Day 1: Dracula (1931), directed by Tod Browning
Streaming availability: Tubi
The legend of the European Vampire dates back to at least the 1700s. The dead rising to feast on the living is an ancient fear that goes back to the very beginning of our species. For centuries though, people feared a creature they called "vampire". In their imaginations, it had a thousand forms and a thousand faces.
That is until 1931. After 1931, the Vampire had one face. Even after ninety years of subsequent movies and reinventions of the character of Count Dracula, there is still an Ur-Vampire in popular imagination, one that will never be supplanted. Even now, seventy years after his death, the Ur-Vampire lives on, as immortal as the character he played. When you close your eyes and picture a vampire, inevitably you see one man, and that is Bela Lugosi.
There were vampire movies before 1931’s Dracula, of course.
There were several silent film adaptations of Bram Stoker’s 1897 novel made
across Europe. That includes, of course, the silent classic, Nosferatu: A Symphony
of Horror. But this vampire movie was uniquely special and had an impact the others did not. The vampire emoji on your phone right now does not depict Max Schreck, it depicts Bela Lugosi. Even Sesame Street's vampire is a play on this icon. Dracula along with Frankenstein a year later, launched the
Universal horror boom of the 1930s, the first great era of horror cinema. Dracula captured the vampire myth and solidified it down to one figure with a cape, a widow's peak, a Hungarian accent, and a piercing stare.

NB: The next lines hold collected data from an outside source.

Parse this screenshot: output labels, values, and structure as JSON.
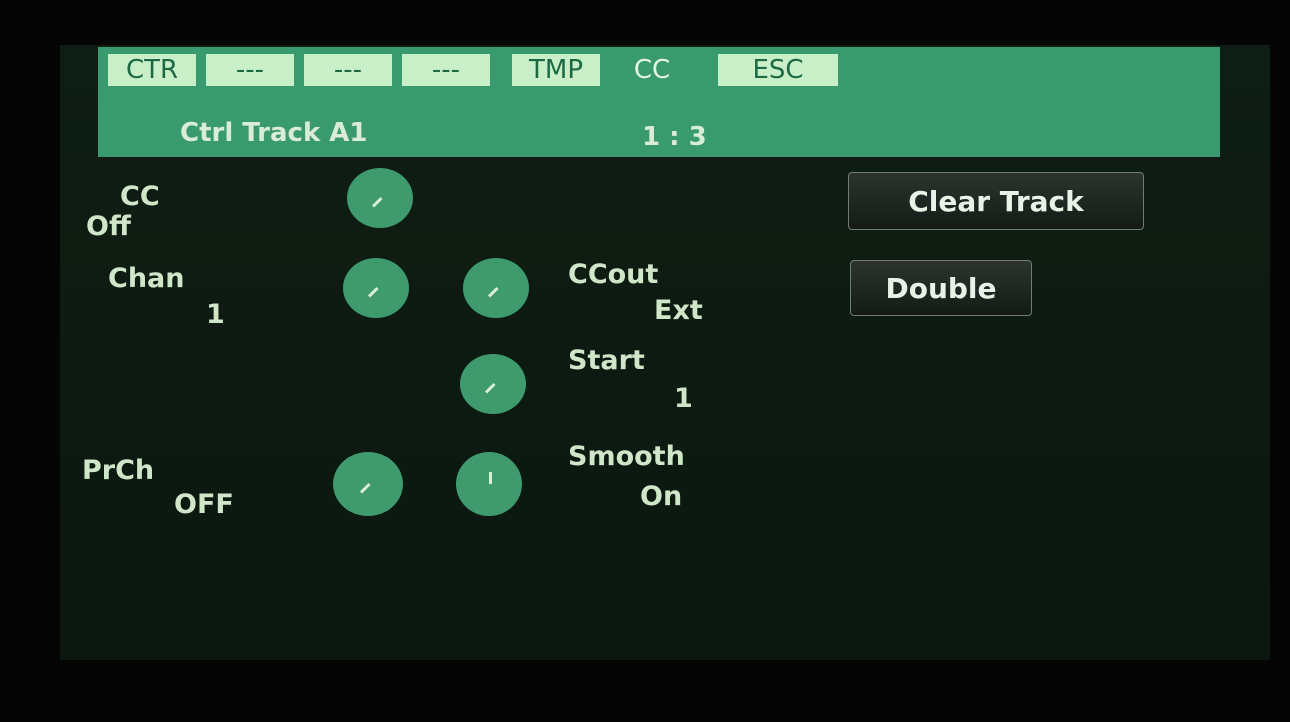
{
  "tabs": [
    "CTR",
    "---",
    "---",
    "---",
    "TMP",
    "CC",
    "ESC"
  ],
  "header": {
    "title": "Ctrl Track A1",
    "position": "1 : 3"
  },
  "params": {
    "cc": {
      "label": "CC",
      "value": "Off"
    },
    "chan": {
      "label": "Chan",
      "value": "1"
    },
    "prch": {
      "label": "PrCh",
      "value": "OFF"
    },
    "ccout": {
      "label": "CCout",
      "value": "Ext"
    },
    "start": {
      "label": "Start",
      "value": "1"
    },
    "smooth": {
      "label": "Smooth",
      "value": "On"
    }
  },
  "buttons": {
    "clear": "Clear Track",
    "double": "Double"
  },
  "colors": {
    "header": "#3a9a6f",
    "tab": "#c9efc9",
    "knob": "#3f9b6d",
    "text": "#cfe6c8"
  }
}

With a movie this old, you do need some patience with it. This kind of filmmaking was already ancient even when our grandparents were born. However, Dracula,
does hold up. It is legitimately surprisingly how a movie this old can be
successful as an unnerving Gothic Horror journey.
There are a few issues, I’ll admit. We’re two years into
Talking Pictures, and director Tod Browning does not seem sure how to use sound
in his movie other than for dialog and sound effects. You know that famous organ
piece that everybody thinks is from Dracula? "Toccata and Fugue in D Minor"? Yeah,
that's not in this. (I think people are confused since it does appear in Fantasia.) Over the
opening credits we get some music from Swan Lake, and later there is some diegetic music at an
opera. Otherwise, there is no score. This is legitimately unsettling,
especially when Dracula is creeping the streets of London biting women. It's like the soundless space destruction in Gravity, there's an unnatural quality to it.

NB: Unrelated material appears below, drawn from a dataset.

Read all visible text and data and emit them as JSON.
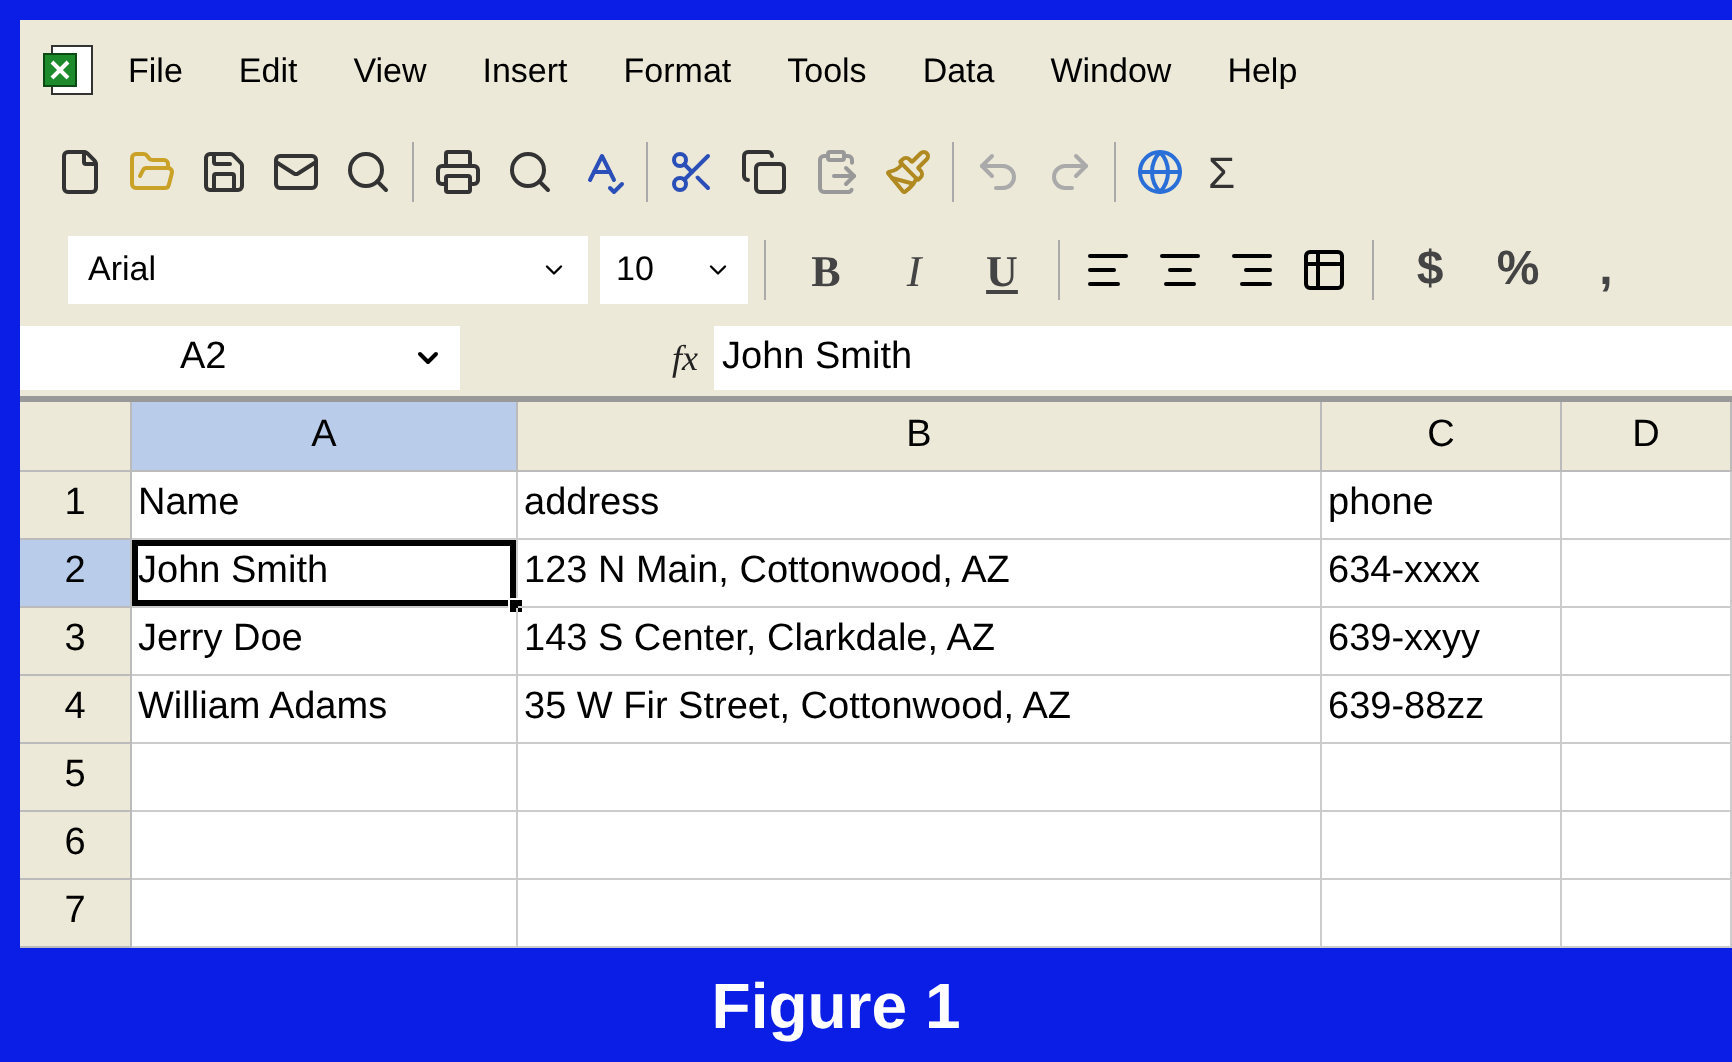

But that does not stop the movie from dragging in places,
especially the third act. As the story becomes less about Dracula, moves away from his spooky castle, and more about
the good Londoners, we lose a lot of energy. The heroes mostly lacking in personality. If you’re somebody
who mocked Keanu Reeves or Winona Ryder’s attempts at Britishness in Bram
Stoker’s Dracula, they're doing much better than the original actors. In 1931, they counterparts did nothing to disguise
their American accents. The one even remotely interesting exception is the champion
of modernity, Professor Van Helsing (Edward Van Sloan), who is given at some eccentric
quirk of charisma.
On the other hand, the simplicity of the effects adds to the
movie. Dracula’s bat form is clearly a puppet on strings, it is very silly to
modern eyes. Yet, in one sequence we cut from a sleeping Lucy (Frances Dade) over to a flapping bat in her massive open window. And there’s something deeply
terrifying about this unreal, immensely large bat framed in the open night, approaching
our innocent and doomed heroine. To complete the horror though, we get a
close-up on Lugosi lunging towards the sleeping woman. We don’t see fangs, but
the empty darkness we see inside his opening maw might be even more disturbing.

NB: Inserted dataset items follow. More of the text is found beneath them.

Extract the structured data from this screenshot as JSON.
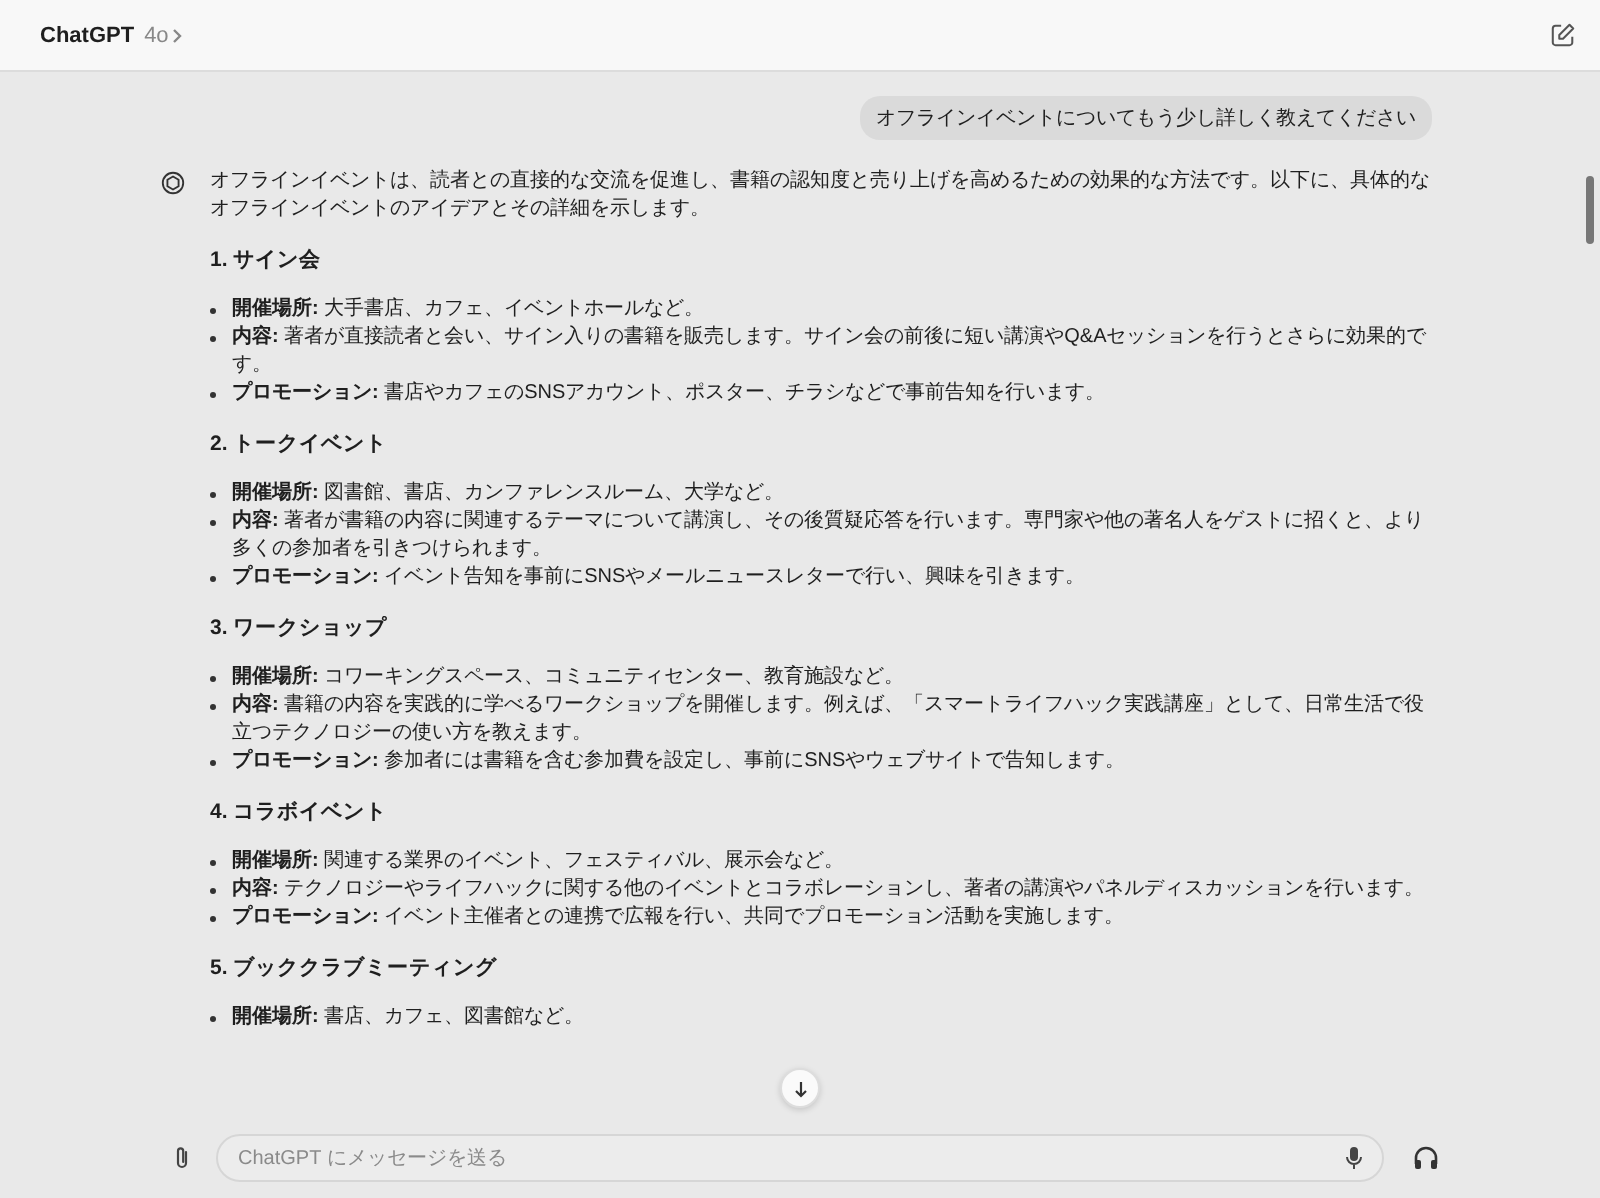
{
  "header": {
    "title": "ChatGPT",
    "model": "4o"
  },
  "user_message": "オフラインイベントについてもう少し詳しく教えてください",
  "assistant": {
    "intro": "オフラインイベントは、読者との直接的な交流を促進し、書籍の認知度と売り上げを高めるための効果的な方法です。以下に、具体的なオフラインイベントのアイデアとその詳細を示します。",
    "sections": [
      {
        "heading": "1. サイン会",
        "items": [
          "**開催場所:** 大手書店、カフェ、イベントホールなど。",
          "**内容:** 著者が直接読者と会い、サイン入りの書籍を販売します。サイン会の前後に短い講演やQ&Aセッションを行うとさらに効果的です。",
          "**プロモーション:** 書店やカフェのSNSアカウント、ポスター、チラシなどで事前告知を行います。"
        ]
      },
      {
        "heading": "2. トークイベント",
        "items": [
          "**開催場所:** 図書館、書店、カンファレンスルーム、大学など。",
          "**内容:** 著者が書籍の内容に関連するテーマについて講演し、その後質疑応答を行います。専門家や他の著名人をゲストに招くと、より多くの参加者を引きつけられます。",
          "**プロモーション:** イベント告知を事前にSNSやメールニュースレターで行い、興味を引きます。"
        ]
      },
      {
        "heading": "3. ワークショップ",
        "items": [
          "**開催場所:** コワーキングスペース、コミュニティセンター、教育施設など。",
          "**内容:** 書籍の内容を実践的に学べるワークショップを開催します。例えば、「スマートライフハック実践講座」として、日常生活で役立つテクノロジーの使い方を教えます。",
          "**プロモーション:** 参加者には書籍を含む参加費を設定し、事前にSNSやウェブサイトで告知します。"
        ]
      },
      {
        "heading": "4. コラボイベント",
        "items": [
          "**開催場所:** 関連する業界のイベント、フェスティバル、展示会など。",
          "**内容:** テクノロジーやライフハックに関する他のイベントとコラボレーションし、著者の講演やパネルディスカッションを行います。",
          "**プロモーション:** イベント主催者との連携で広報を行い、共同でプロモーション活動を実施します。"
        ]
      },
      {
        "heading": "5. ブッククラブミーティング",
        "items": [
          "**開催場所:** 書店、カフェ、図書館など。"
        ]
      }
    ]
  },
  "composer": {
    "placeholder": "ChatGPT にメッセージを送る"
  }
}
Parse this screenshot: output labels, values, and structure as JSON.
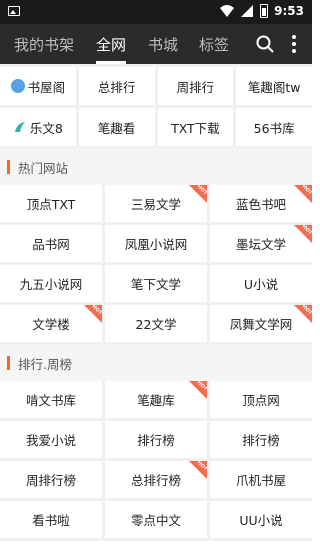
{
  "status": {
    "time": "9:53"
  },
  "nav": {
    "tabs": [
      {
        "label": "我的书架"
      },
      {
        "label": "全网"
      },
      {
        "label": "书城"
      },
      {
        "label": "标签"
      }
    ]
  },
  "quick": [
    {
      "label": "书屋阁"
    },
    {
      "label": "总排行"
    },
    {
      "label": "周排行"
    },
    {
      "label": "笔趣阁tw"
    },
    {
      "label": "乐文8"
    },
    {
      "label": "笔趣看"
    },
    {
      "label": "TXT下载"
    },
    {
      "label": "56书库"
    }
  ],
  "sections": [
    {
      "title": "热门网站",
      "items": [
        {
          "label": "顶点TXT",
          "hot": false
        },
        {
          "label": "三易文学",
          "hot": true
        },
        {
          "label": "蓝色书吧",
          "hot": true
        },
        {
          "label": "品书网",
          "hot": false
        },
        {
          "label": "凤凰小说网",
          "hot": false
        },
        {
          "label": "墨坛文学",
          "hot": true
        },
        {
          "label": "九五小说网",
          "hot": false
        },
        {
          "label": "笔下文学",
          "hot": false
        },
        {
          "label": "U小说",
          "hot": false
        },
        {
          "label": "文学楼",
          "hot": true
        },
        {
          "label": "22文学",
          "hot": false
        },
        {
          "label": "凤舞文学网",
          "hot": true
        }
      ]
    },
    {
      "title": "排行.周榜",
      "items": [
        {
          "label": "啃文书库",
          "hot": false
        },
        {
          "label": "笔趣库",
          "hot": true
        },
        {
          "label": "顶点网",
          "hot": false
        },
        {
          "label": "我爱小说",
          "hot": false
        },
        {
          "label": "排行榜",
          "hot": false
        },
        {
          "label": "排行榜",
          "hot": false
        },
        {
          "label": "周排行榜",
          "hot": false
        },
        {
          "label": "总排行榜",
          "hot": true
        },
        {
          "label": "爪机书屋",
          "hot": false
        },
        {
          "label": "看书啦",
          "hot": false
        },
        {
          "label": "零点中文",
          "hot": false
        },
        {
          "label": "UU小说",
          "hot": false
        }
      ]
    }
  ],
  "badge": {
    "hot_text": "HOT"
  },
  "colors": {
    "accent": "#ef6a2a",
    "hot": "#f26c4f",
    "topbar": "#2b2b2b"
  }
}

In human form though, Bela Lugosi’s Dracula is fully
deserving of iconic status. This is one of those rare moments where an actor was born to play a character. He’s such a powerful, theatrical presence that even
the hero characters are over-awed by his charisma. Lugosi’s piercing hypnotic stare
reminds me of pictures of Rasputin. His clawed-hands make little dances in the air as he reaches out
of his coffin. There’s a reason the movie keeps giving him tight close-ups with a light shining on his face, so his
eyes can dominate the audience. Much of his dialog has become iconic of the
Dracula character itself. “I bid you welcome.” “What music they make.” “I never
drink… wine.” This is an actor who can be cute with his little threats and also
a horrifying unforgettable silhouette of pure evil.
The underrated incredible performance Dracula has to go to
Dwight Frye as Renfield. Renfield in this version has an expanded role from the
novel, replacing Jonathan Harker as the one to travel to Castle Dracula. And you want this Renfield on screen more. He’s as terrifying as his master at
times, with bulging eyes and gleeful manic energy. In fact, I’d argue Renfield
is the main character of Dracula, the character that falls the farthest
into evil and humiliation, but still retains some humanity by the end. He's certainly the character with the most dimension.
Dracula is an immensely important classic. Better writers than me have sung this movie's praise and in the future, even better writers will have their take on it. As long as we love movies, Dracula will be with us.